Como crítico, Daniel García Helder sentó las bases de los presupuestos teóricos, estéticos y políticos de la que posteriormente fue llamada, casi como una etiqueta comercial de la que muchos reniegan, “poesía de los noventa”, con un artículo aparecido en la revista Diario de Poesía titulado “El neobarroco en la Argentina” (1987). En los ochenta estaba de moda el neobarroco. Si eras poeta, y no eras neobarroco, no existías, eras uncool. Severo Sarduy triunfaba en París exportando caribe y literatura latinoamericana tercermundista de frases intrincadas y exceso tropical. Néstor Perlongher había llamado su variante rioplatense “neobarroso”. El neobarroco era el último grito de moda de la poesía.

Daniel García Helder es un referente, una joya secreta, un poeta de poetas del que muchos absorbieron su sabiduría, su conocimiento y su experiencia, pero les faltaba el talento para acercarse a sus talones. “El neobarroco en la Argentina” es programático como el propio Helder y sepulta al neobarroco en cinco puntos, exponiendo lo que considera son sus fallas, en favor de una poesía “sin heroísmos del lenguaje”.

En contra del exceso, de la apariencia, del maquillaje, de la profusión de palabras, de la indeterminación del lenguaje, Daniel García Helder opta por un verso límpido, de imágenes claras, de sílabas largas, con un vocabulario que tiende a reproducir la lengua común y corriente, la de las frases hechas, la de todos los días.

Como un Walter Benjamin criado a carlito y alfajores Tatín, en una ciudad de provincia devaluada por la penetración del narcotráfico y el ingreso de dólares de la soja, que le cambiaron la cara a Rosario, la poesía de Daniel García Helder pone en el centro de su verdad estética a la ruina. Crea belleza de los despojos, los desperdicios, la chatarra, el barro, lo sucio, las zonas limítrofes, fronterizas, abandonadas por el Estado y por toda idea de humanidad.

Así, el punto de vista que adopta este yo poético es el de la objetividad, donde se observa aparentemente sin juzgar el paisaje desolado que se manifiesta en los rincones más oscuros y vacíos de la ciudad.
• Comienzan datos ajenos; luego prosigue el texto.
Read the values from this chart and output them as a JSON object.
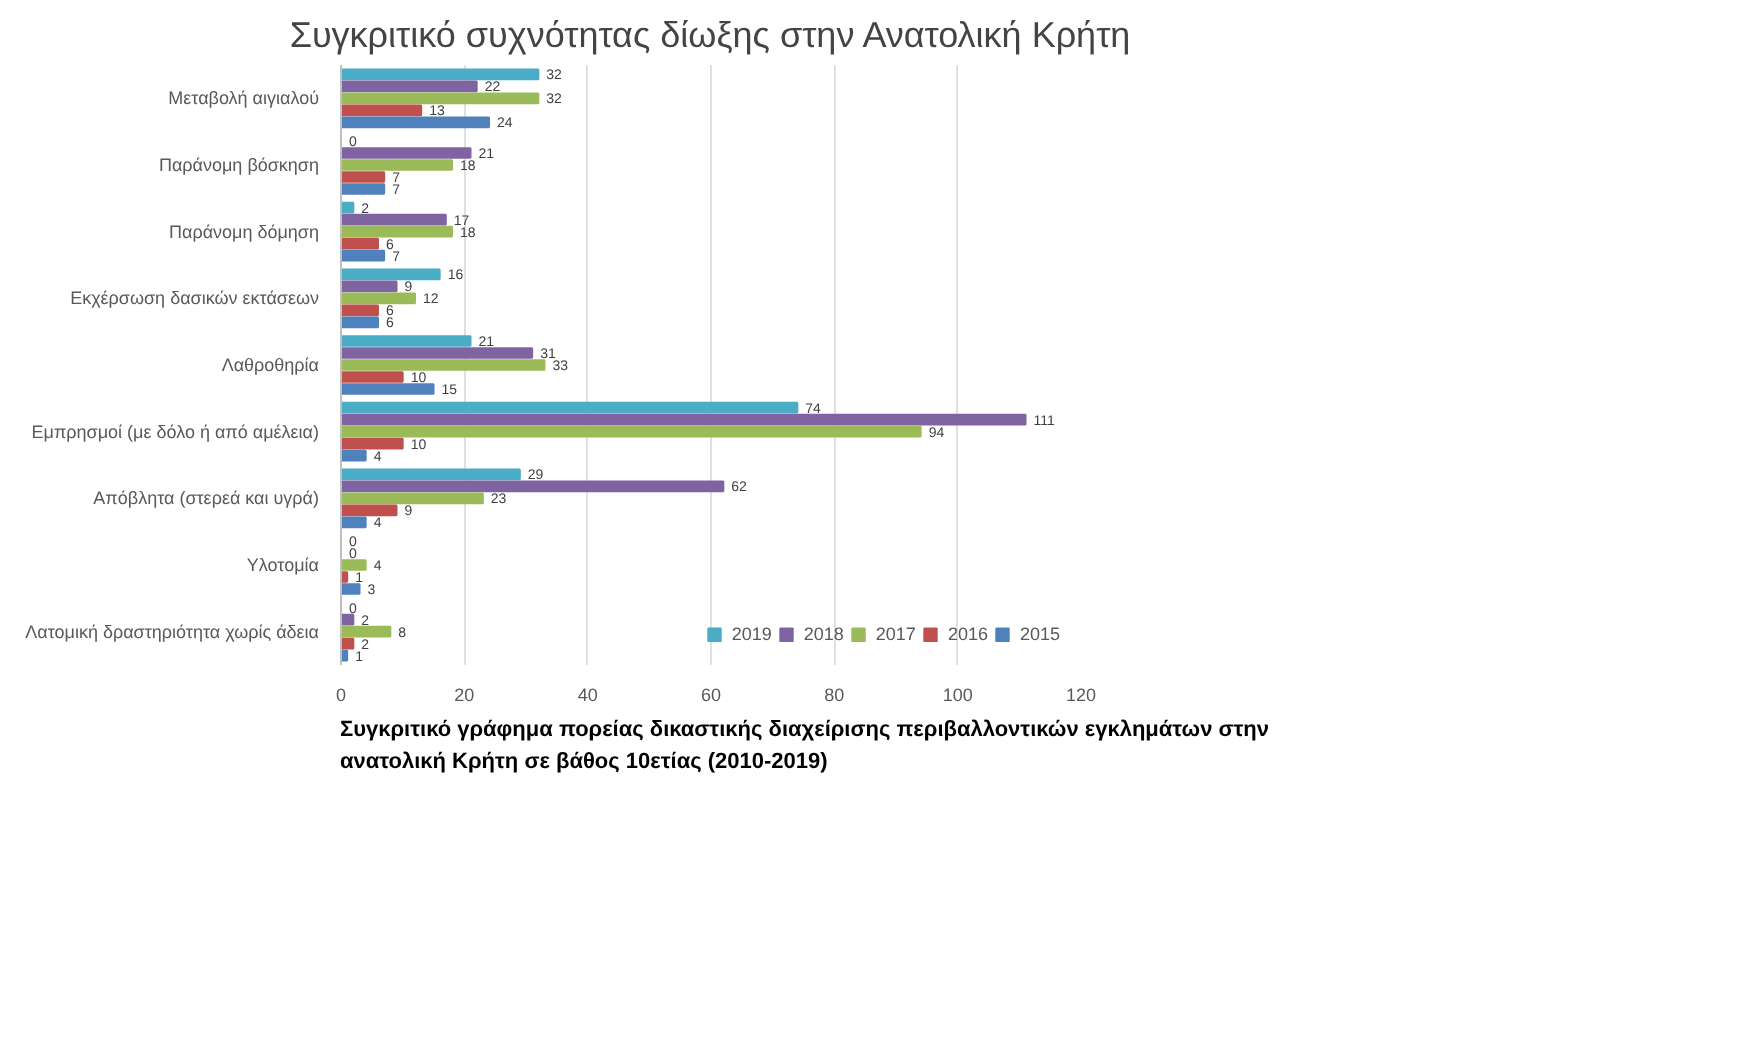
{
  "chart_data": {
    "type": "bar",
    "orientation": "horizontal",
    "title": "Συγκριτικό συχνότητας δίωξης στην Ανατολική Κρήτη",
    "categories": [
      "Μεταβολή αιγιαλού",
      "Παράνομη βόσκηση",
      "Παράνομη δόμηση",
      "Εκχέρσωση δασικών εκτάσεων",
      "Λαθροθηρία",
      "Εμπρησμοί (με δόλο ή από αμέλεια)",
      "Απόβλητα (στερεά και υγρά)",
      "Υλοτομία",
      "Λατομική δραστηριότητα χωρίς άδεια"
    ],
    "series": [
      {
        "name": "2019",
        "color": "#4bacc6",
        "values": [
          32,
          0,
          2,
          16,
          21,
          74,
          29,
          0,
          0
        ]
      },
      {
        "name": "2018",
        "color": "#8064a2",
        "values": [
          22,
          21,
          17,
          9,
          31,
          111,
          62,
          0,
          2
        ]
      },
      {
        "name": "2017",
        "color": "#9bbb59",
        "values": [
          32,
          18,
          18,
          12,
          33,
          94,
          23,
          4,
          8
        ]
      },
      {
        "name": "2016",
        "color": "#c0504d",
        "values": [
          13,
          7,
          6,
          6,
          10,
          10,
          9,
          1,
          2
        ]
      },
      {
        "name": "2015",
        "color": "#4f81bd",
        "values": [
          24,
          7,
          7,
          6,
          15,
          4,
          4,
          3,
          1
        ]
      }
    ],
    "xlim": [
      0,
      120
    ],
    "xticks": [
      0,
      20,
      40,
      60,
      80,
      100,
      120
    ],
    "grid": "x",
    "legend": "bottom",
    "data_labels": true,
    "annotations": [
      "Συγκριτικό γράφημα πορείας δικαστικής διαχείρισης περιβαλλοντικών εγκλημάτων στην ανατολική Κρήτη σε βάθος 10ετίας (2010-2019)"
    ]
  }
}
Pero la tragedia no es total. De repente, la ironía irrumpe en medio de la miseria para cambiar por completo el tono del poema, al darle un ligero aire pop, como en “Cuerpos de todos los tamaños / por donde corre la misma sangre”, donde se cuenta la historia de un presunto asesino que vive en un rancho y que mató a toda su familia y que tiene “un aspecto de pony tardíamente alfabetizado”. La violencia es profunda, sistemática, desmesurada en este caso, pero como en las películas de Tarantino esa violencia está rebajada con un sutil humor negro.

En el poema “El río Carcarañá”, la descripción del camping que está junto al río me recuerda mi propia infancia, tardes llena de gente con toda la familia al ritmo de María de Ricky Martin. La descripción del lugar apela a la inmediatez “El río Carcarañá / es este que pasa royendo…”, donde “a nadie se le ocurre venir a suicidarse acá”, porque “aunque lograra eludir a los curiosos / lo que seguro no podría es espantar las moscas”. El recurso de la ironía le cambia el sentido a la trágica historia de la ruina.

Tema aparte la descripción, que descompone una acción en sus partes hasta volver un objeto extraño lo que se mira, como en el poema “En el baño del Británico”, donde es capaz de hablar de una escena en la que orina en el mingitorio de al lado de un cirujano y llama a la orina “chorro ambarino menguante”.

Los versos de Daniel García Helder parecen clásicos, medidos como los de un griego, y dan la impresión de que conversara con alguien más, incluso como si fuera el monólogo de un tipo que va por la calle o toma el café en el bar leyendo el diario, que no se priva de expresiones comunes como “una basurita / que me entró en un ojo” con otras como “en un manchón de niebla pardoazulada”, que hacen que lo alto y lo bajo, la ruina y lo pop, la objetividad y la ironía, construyan una de las poéticas más originales de fines de siglo.